One of the hardest, and most important things we will ever do on Earth is create and raise children. I hope I have made it clear the past 12 weeks, that children are essential and that we should not delay having children. The children today, are our futures tomorrow.
On this blog I have covered how to date, courtship, communication in dating/marriage, preparing for marriage, the importance of marriage, and sexual intimacy; so the only logical thing to cover next is raising children.
I can not tell you HOW to raise children, but I can tell you what it is children need to thrive.
There are five needs I am going to touch upon. While there are many, many, MANY more needs, I feel these are the ones many parents don't always recognize.
The first need is: Need for contact and belonging
When a child is not receiving enough contact or he feels as though he doesn't belong, what does he do? He seeks undue attention. Those who are seeking undue attention, usually come off as "annoying" or "needy" or maybe they just cannot sit still--they bounce from place to place to be around people. You could go anywhere right now and see a child craving for contact and for attention, it is getting more and more common. What can/should parent's and or caregivers do to fulfill this need? They should offer contact to the child freely. Be there for him and encourage him to contribute to the family whether it is in chores or in any other sense.
The second need is: Power
Having some sense of power of their own life is essential to not only them, but to you and I. If a child feels powerless, he tends to rebel and control others. If he can't control himself, he will control someone else. What is the parent's response to this? Let them have choices and let them deal with the consequences of their choices. Do not assume their problem, you can assist, but ultimately it is theirs to fix. This will give them a sense of Response-- ability.
The third need is: Protection
A child's reaction to not feeling protection (emotionally or physically) is to seek revenge. A caregiver should respond with assertiveness.

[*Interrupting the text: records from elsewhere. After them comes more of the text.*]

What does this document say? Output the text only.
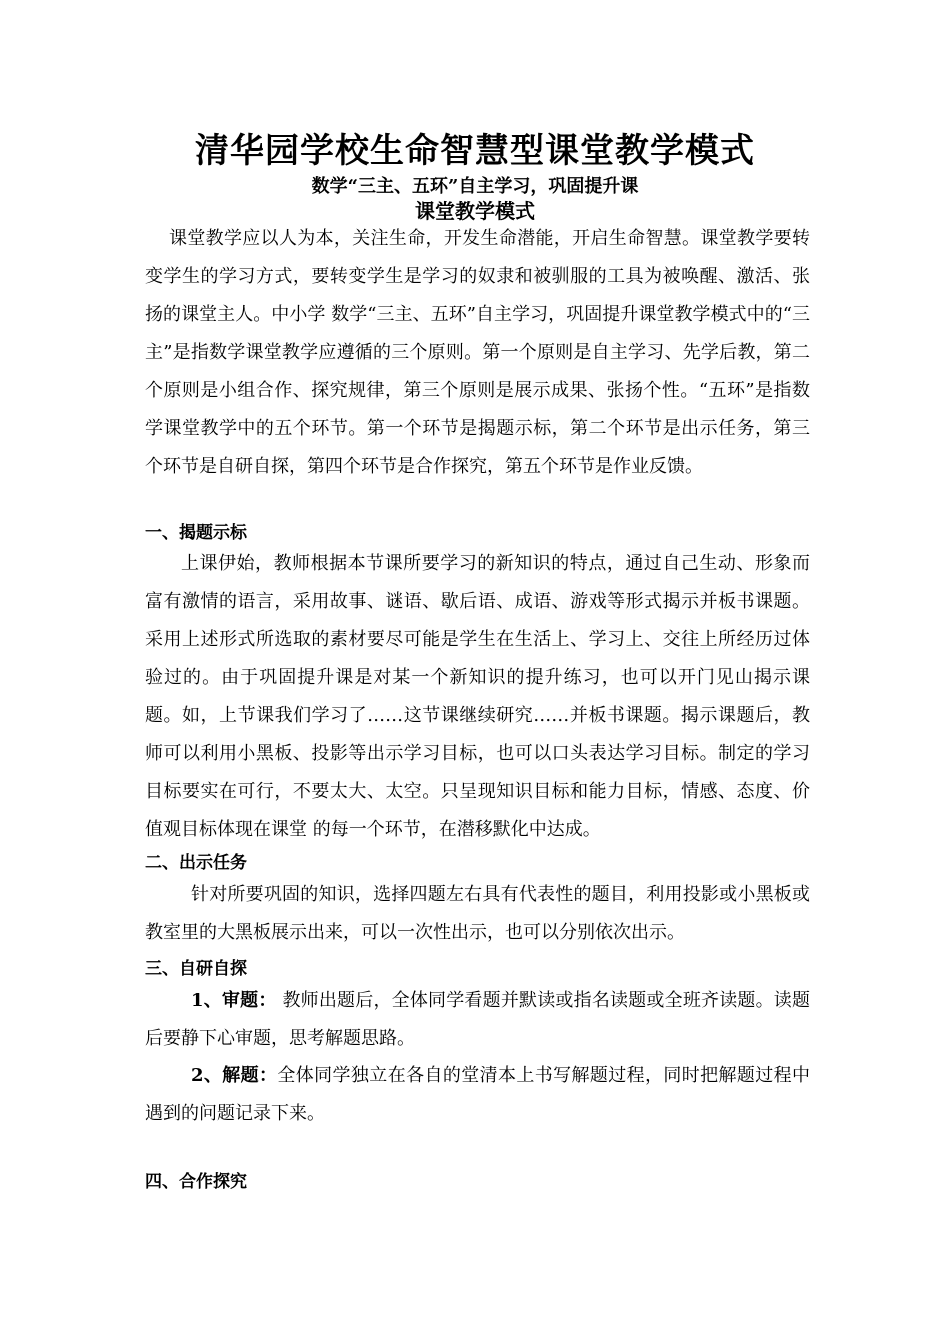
清华园学校生命智慧型课堂教学模式
数学“三主、五环”自主学习，巩固提升课
课堂教学模式

课堂教学应以人为本，关注生命，开发生命潜能，开启生命智慧。课堂教学要转变学生的学习方式，要转变学生是学习的奴隶和被驯服的工具为被唤醒、激活、张扬的课堂主人。中小学 数学“三主、五环”自主学习，巩固提升课堂教学模式中的“三主”是指数学课堂教学应遵循的三个原则。第一个原则是自主学习、先学后教，第二个原则是小组合作、探究规律，第三个原则是展示成果、张扬个性。“五环”是指数学课堂教学中的五个环节。第一个环节是揭题示标，第二个环节是出示任务，第三个环节是自研自探，第四个环节是合作探究，第五个环节是作业反馈。

一、揭题示标

上课伊始，教师根据本节课所要学习的新知识的特点，通过自己生动、形象而富有激情的语言，采用故事、谜语、歇后语、成语、游戏等形式揭示并板书课题。采用上述形式所选取的素材要尽可能是学生在生活上、学习上、交往上所经历过体验过的。由于巩固提升课是对某一个新知识的提升练习，也可以开门见山揭示课题。如，上节课我们学习了……这节课继续研究……并板书课题。揭示课题后，教师可以利用小黑板、投影等出示学习目标，也可以口头表达学习目标。制定的学习目标要实在可行，不要太大、太空。只呈现知识目标和能力目标，情感、态度、价值观目标体现在课堂 的每一个环节，在潜移默化中达成。

二、出示任务

针对所要巩固的知识，选择四题左右具有代表性的题目，利用投影或小黑板或教室里的大黑板展示出来，可以一次性出示，也可以分别依次出示。

三、自研自探

1、审题： 教师出题后，全体同学看题并默读或指名读题或全班齐读题。读题后要静下心审题，思考解题思路。

2、解题：全体同学独立在各自的堂清本上书写解题过程，同时把解题过程中遇到的问题记录下来。

四、合作探究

While they are lacking something they so desperately want, you must respond with firm confidence. Children do not know everything and need to be taught certain lessons. Make sure to teach them forgiveness through example and word. Show your love to them.
The fourth need is: Withdrawal
When a child is feeling withdrawal he will seek undue avoidance. He will avoid tasks and avoid doing anything they don't want to do. It is important that the caregiver teaches them to take a break, take a moment for themselves, and then go back to the task.
The fifth and final need is: Challenge
We need challenge in life. We need to feel challenged and feel like everything we do is worth doing. When a child does not feel any challenge unduly take risks. This can be very dangerous and life threatening. A parent's response should be to teach skills. Teach them new things and have skill building activities. Play sports, learn a new instrument, practice math, etc.
Parenting is complicated and time extensive, but it is so worth while. A child needs to know that you care for them. Don't focus solely on their behavior focus on helping them and loving them.
M Popkins said, to protect and prepare a child to survive to thrive in the world they will live in is the ultimate purpose of parenthood.
Parenthood hood is a learned thing, it is not something that you can learn within a day, it takes time and practice. Knowing before hand what you can do as a parent and what you need to do for the benefit of your child is crucial. This is your greatest calling in life, enjoy every moment of it.